Too many people are held in solitary confinement, with 80,000 right now in the U.S. alone. But did we really need three separate VR simulations of a cell?

by WAN-IFRA Staff | June 8, 2016

News companies are experimenting with virtual reality and looking for subjects that suit the medium. What’s perfect is a static camera in a clearly defined space, with no humans to disrupt it.

That is perhaps the reason why three news companies have done three different projects on the same topic.

The news upstart RYOT was the first to experiment with a simple 360-degree video of a prisoner’s cell with audio effects.



Focused from the start on positive social action, RYOT has since being bought by the Huffington Post, and pivoted to focus entirely on VR and immersive storytelling.

But for some, 360 video is not true VR. The Guardian had bigger plans for an interactive experience – actually building out a photo-realistic 3D space with the help of a special effects company and integrating audio stories from real inmates. It was not cheap, taking nine months to develop, but was supported by related organisations like Frontline and Solitary Watch, as well as the Google News Lab. The true experience requires downloading the app, but it can be seen here as 360 video in YouTube. Like RYOT’s project, it works much better on your mobile using Google Cardboard or similar.
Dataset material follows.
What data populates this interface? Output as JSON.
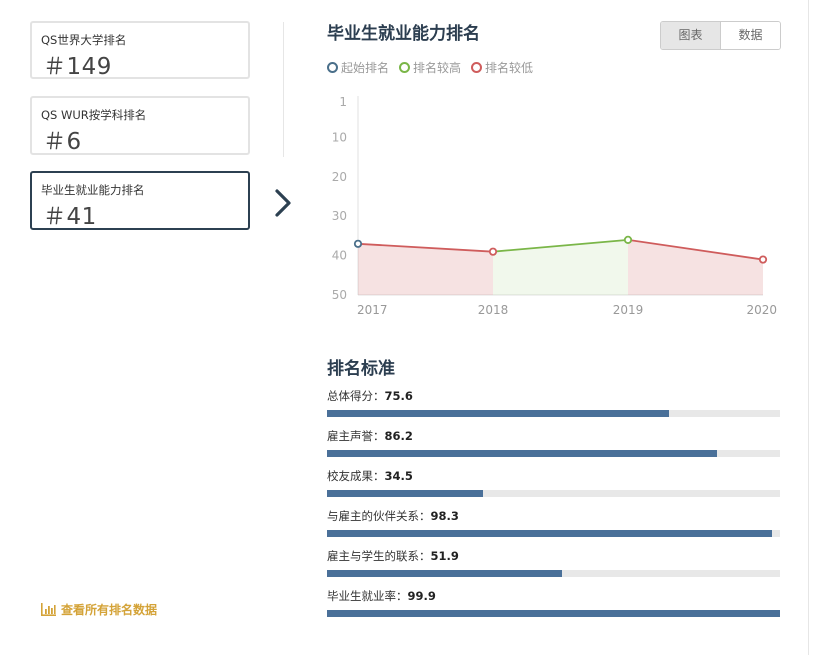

So for the perhaps the first time in history, we have two fantastic immersive simulations of life in solitary confinement.

But they are not alone. Recently the Globe & Mail previewed its VR documentary ‘Surviving Solitary’ at Toronto’s Hot Docs Film Festival, striving to develop the first virtual reality project by a Canadian news organisation. The result is similar to The Guardian’s project. According to J-Source, “Looking at certain objects in each cell—a bed, the door, a plate of food—triggers an audio description from people who have been inmates in solitary confinement”.

With all this time and expertise involved in creating empathy, let’s hope there is some real impact on the prison system.